On December 1, the Pan American Health Organization and the World Health Organization (PAHO/WHO) issued a world alert recognizing a link between the Zika virus epidemic and the rising number of cases of microcephaly and Guillain-Barré syndrome in Brazil. The epidemiological alert calls on the organization’s more than 140 member states to reinforce surveillance and raise awareness of the situation, reporting any increase in microcephaly or other neurological disorders in newborns that cannot be explained by known causes. It also recommends that patients be isolated and member states prepare healthcare facilities for a possible increase in demand for specialized care for neurological syndromes, in addition to strengthening antenatal care and following up with pregnant women and newborns in areas where Zika virus is circulating.

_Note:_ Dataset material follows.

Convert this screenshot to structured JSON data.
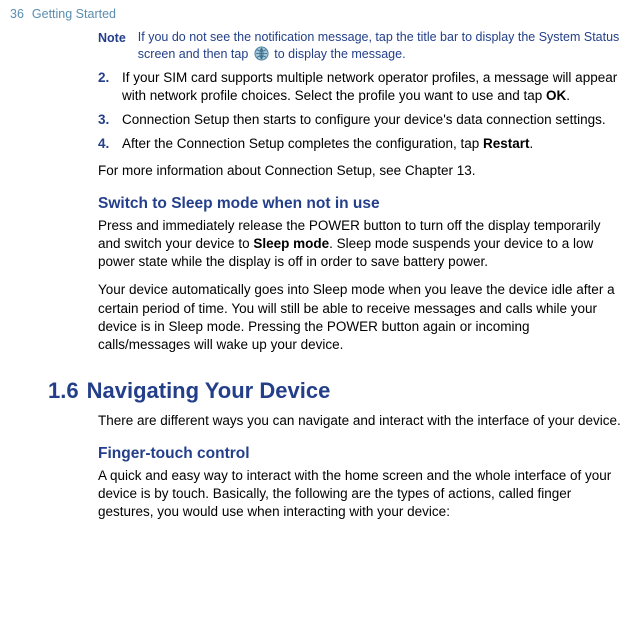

“A few days ago, we received from our colleagues at the Pasteur Institute a notice issued by the Health Protection Surveillance Service in Papeete, French Polynesia, saying that a review of the data for pregnancies during the local outbreak of ZIKV infection in 2014 and 2015 had pointed to 12 cases of newborns with severe neurological complications. Four of the mothers concerned were tested and found positive for antibodies against ZIKV, but none had shown symptoms of the disease during pregnancy,” Zanotto said.
More research needs to be conducted to determine whether the dengue virus and ZIKV interact in the development of microcephaly. “The dengue virus is very common in these regions and might just be a red herring,” he added.
In addition to causing similar symptoms, the dengue virus and ZIKV are very closely related phylogenetically. In their latest study, the group showed that both viruses share pieces of NS1 protein considered epitopes, or antigenic determinants. An epitope is a small portion of an antigen recognized by the immune system, specifically by antibodies.
“The findings of this study are highly relevant for health authorities worldwide, so we decided to make it available immediately by posting it to this online public archive. We now intend to submit the article to scientific journals,” Zanotto said.